= Paul Clarkson =

British actor, theatre director and teacher

Paul Clarkson is an English actor, theatre director and teacher. He was born and educated in Worcester and trained at LAMDA from 1979 to 1981.

He has been Assistant Director at the Swan Theatre, Worcester, Associate Director at Derby Playhouse theatre, Director of Drama at Pangbourne College, Berkshire and Course Director of the BA (Hons) acting course at Birmingham School of Acting. He was also Head of Drama at Solihull School, Solihull, Course Director Performing Arts at Abingdon College and a teacher of Drama at Golden Hillock School, Sparkhill, Birmingham.

In 1984, he won the Laurence Olivier Award for Best Actor in a Musical playing John Tallentire in Howard Goodall and Melvyn Bragg’s The Hired Man at the Astoria Theatre, London. He also created the role of Harry Bright in the original production of Mamma Mia! at the Prince Edward Theatre, London.

His other theatre work includes: Alfie Byrne in the European premiere of the musical A Man of No Importance at the Union Theatre, Southwark and the Arts Theatre, London. Dave in the world premiere of Promises and Lies (Birmingham Rep). Hamp in For King and Country (Greenwich Theatre), Working Class Hero, The Hired Man, Venetian Twins, (Nuffield, Southampton). Down the Dock Road (Chester Gateway). Mephistopheles in Doctor Faustus, Roderigo in Othello, Captain Plume in The Recruiting Officer and Lieutenant Clark in Our Country's Good by Timberlake Wertenbaker (Swan, Worcester). He played Jack Horsfall in Hull Truck Theatre's production of The Glee Club by Richard Cameron directed by Tessa Walker and Gryce in Derby Theatre's production of Kes directed by Sarah Brigham, and toured Britain in House of Ghosts, directed by Robin Herford.

His TV appearances include Graham Carpenter in Hollyoaks (for two years), Keith Nicholl in two series of The Manageress for Channel 4, Mr Christian in Tripper's Day (revived for two series as Slinger's Day) for ITV, Heartbeat, Kavanagh QC, Kiss Me Kate, Eleven Men Against Eleven, Underworld, Drop The Dead Donkey, Dream Team, Home is the Sailor, Anna Lee, Class Act, Doctors, Casualty, The Bill and Crossroads.

Radio plays include: Gavin in two series of Any Bloke by Gary Brown, Alex Wiltshire in one series of Saplings, The Archers, The Climb, The Waterloo Model, Poseidon's Gold, Gilbert Without Sullivan, Julie and the Prince, The Bribery Warehouse and The Music Teacher.

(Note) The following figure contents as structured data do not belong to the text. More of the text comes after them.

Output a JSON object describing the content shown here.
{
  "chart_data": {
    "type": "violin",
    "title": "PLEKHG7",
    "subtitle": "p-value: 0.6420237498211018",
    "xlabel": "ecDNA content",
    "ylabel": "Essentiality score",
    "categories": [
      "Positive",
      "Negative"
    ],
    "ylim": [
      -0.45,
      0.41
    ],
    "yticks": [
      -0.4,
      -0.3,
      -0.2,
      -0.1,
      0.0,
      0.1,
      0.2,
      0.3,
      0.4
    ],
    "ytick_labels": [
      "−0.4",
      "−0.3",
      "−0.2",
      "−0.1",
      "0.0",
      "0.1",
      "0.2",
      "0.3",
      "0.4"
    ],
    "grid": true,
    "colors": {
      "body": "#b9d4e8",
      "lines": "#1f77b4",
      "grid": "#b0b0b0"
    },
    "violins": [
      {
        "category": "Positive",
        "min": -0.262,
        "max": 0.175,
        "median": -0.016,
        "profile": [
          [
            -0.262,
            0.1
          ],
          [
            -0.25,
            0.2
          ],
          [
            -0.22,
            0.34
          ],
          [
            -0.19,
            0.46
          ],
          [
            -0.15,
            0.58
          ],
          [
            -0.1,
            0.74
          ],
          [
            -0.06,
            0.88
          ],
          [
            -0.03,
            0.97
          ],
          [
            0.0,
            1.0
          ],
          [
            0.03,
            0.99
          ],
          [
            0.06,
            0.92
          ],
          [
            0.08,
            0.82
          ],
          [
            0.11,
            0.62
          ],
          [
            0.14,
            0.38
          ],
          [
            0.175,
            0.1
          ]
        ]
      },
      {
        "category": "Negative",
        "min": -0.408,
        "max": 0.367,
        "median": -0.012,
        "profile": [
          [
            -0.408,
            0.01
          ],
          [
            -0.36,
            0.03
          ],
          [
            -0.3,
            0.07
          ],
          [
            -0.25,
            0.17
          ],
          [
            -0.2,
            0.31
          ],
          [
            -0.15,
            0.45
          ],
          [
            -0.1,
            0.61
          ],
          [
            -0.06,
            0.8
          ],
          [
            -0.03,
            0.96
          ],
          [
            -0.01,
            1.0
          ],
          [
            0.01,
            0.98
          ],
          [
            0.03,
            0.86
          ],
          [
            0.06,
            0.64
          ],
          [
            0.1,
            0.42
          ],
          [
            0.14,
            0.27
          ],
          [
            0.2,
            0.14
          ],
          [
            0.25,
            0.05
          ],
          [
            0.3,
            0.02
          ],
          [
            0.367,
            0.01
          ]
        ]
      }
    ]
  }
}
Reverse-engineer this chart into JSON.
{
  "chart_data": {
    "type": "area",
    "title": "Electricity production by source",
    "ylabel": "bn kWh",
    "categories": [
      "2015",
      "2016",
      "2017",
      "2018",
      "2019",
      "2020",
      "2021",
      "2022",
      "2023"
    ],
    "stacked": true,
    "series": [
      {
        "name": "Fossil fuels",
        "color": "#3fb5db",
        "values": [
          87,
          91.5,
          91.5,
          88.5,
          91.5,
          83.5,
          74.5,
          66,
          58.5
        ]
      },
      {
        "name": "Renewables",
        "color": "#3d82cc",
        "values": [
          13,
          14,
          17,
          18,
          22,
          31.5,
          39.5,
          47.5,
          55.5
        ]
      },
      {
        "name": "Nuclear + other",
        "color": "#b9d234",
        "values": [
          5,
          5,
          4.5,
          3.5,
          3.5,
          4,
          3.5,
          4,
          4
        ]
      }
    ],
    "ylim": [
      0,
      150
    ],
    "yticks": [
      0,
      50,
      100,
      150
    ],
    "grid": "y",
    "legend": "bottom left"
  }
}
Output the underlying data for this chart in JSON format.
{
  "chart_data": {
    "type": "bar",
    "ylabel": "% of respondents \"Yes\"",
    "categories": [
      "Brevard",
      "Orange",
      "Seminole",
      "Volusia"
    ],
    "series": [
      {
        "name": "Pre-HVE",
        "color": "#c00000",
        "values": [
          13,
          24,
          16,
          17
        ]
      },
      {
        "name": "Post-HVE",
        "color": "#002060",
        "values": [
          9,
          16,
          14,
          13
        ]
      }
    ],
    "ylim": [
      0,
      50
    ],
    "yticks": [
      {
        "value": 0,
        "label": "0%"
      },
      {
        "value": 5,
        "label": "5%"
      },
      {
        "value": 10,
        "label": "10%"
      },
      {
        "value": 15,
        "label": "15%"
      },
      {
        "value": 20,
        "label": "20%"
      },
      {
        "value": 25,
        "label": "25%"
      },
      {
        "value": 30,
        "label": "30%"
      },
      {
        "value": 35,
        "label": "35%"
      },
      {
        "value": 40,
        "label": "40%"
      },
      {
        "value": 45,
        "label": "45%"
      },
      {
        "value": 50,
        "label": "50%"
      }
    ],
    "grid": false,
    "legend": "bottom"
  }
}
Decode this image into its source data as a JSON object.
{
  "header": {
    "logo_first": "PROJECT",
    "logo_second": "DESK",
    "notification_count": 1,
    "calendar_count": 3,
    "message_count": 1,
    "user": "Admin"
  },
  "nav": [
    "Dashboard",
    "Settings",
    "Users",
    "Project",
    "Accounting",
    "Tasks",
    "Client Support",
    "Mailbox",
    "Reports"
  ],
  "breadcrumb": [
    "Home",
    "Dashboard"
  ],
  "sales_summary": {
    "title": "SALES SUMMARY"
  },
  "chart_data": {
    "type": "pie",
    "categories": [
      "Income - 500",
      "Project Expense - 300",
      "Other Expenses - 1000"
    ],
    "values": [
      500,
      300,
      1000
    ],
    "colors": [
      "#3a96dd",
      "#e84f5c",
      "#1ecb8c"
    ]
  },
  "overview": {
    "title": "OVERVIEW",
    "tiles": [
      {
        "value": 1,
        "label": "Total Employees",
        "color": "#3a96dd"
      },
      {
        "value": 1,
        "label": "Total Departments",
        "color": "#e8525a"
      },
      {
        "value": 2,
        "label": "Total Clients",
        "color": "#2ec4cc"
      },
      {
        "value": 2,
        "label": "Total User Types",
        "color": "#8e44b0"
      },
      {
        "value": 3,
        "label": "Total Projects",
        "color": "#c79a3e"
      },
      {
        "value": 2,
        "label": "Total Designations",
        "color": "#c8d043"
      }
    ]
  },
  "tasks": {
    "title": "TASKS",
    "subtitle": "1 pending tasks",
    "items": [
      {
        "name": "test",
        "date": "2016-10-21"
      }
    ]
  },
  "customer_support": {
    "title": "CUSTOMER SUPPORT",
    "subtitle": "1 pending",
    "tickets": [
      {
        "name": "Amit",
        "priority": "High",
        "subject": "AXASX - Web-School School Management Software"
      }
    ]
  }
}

As a director, his productions include: Women in Love, Laurel and Hardy and Outside Edge for Derby Theatre, The Dreaming and The Tempest at Birmingham Crescent Theatre, The Secret Diary of Adrian Mole at the Rose Theatre, Ladybird for Bristol Old Vic Theatre School and A Christmas Carol, Guys and Dolls and The Comedy of Errors at the Drake Centre, Pangbourne. He has directed Alan Ayckbourn’s Time and Time Again for Frinton Summer Theatre and Howard Goodall and Charles Hart's 'The Dreaming' at the Union Theatre, Southwark.

Clarkson performed as Dr Dillamond in the musical Wicked at the Apollo Theatre, Victoria, London until 25 October 2014, and also understudied the Wizard of Oz. He assumed the position as Head of Acting Courses at Bristol Old Vic Theatre School on 27 October 2014.

He is married to actress Julia Hills, and the couple have three children.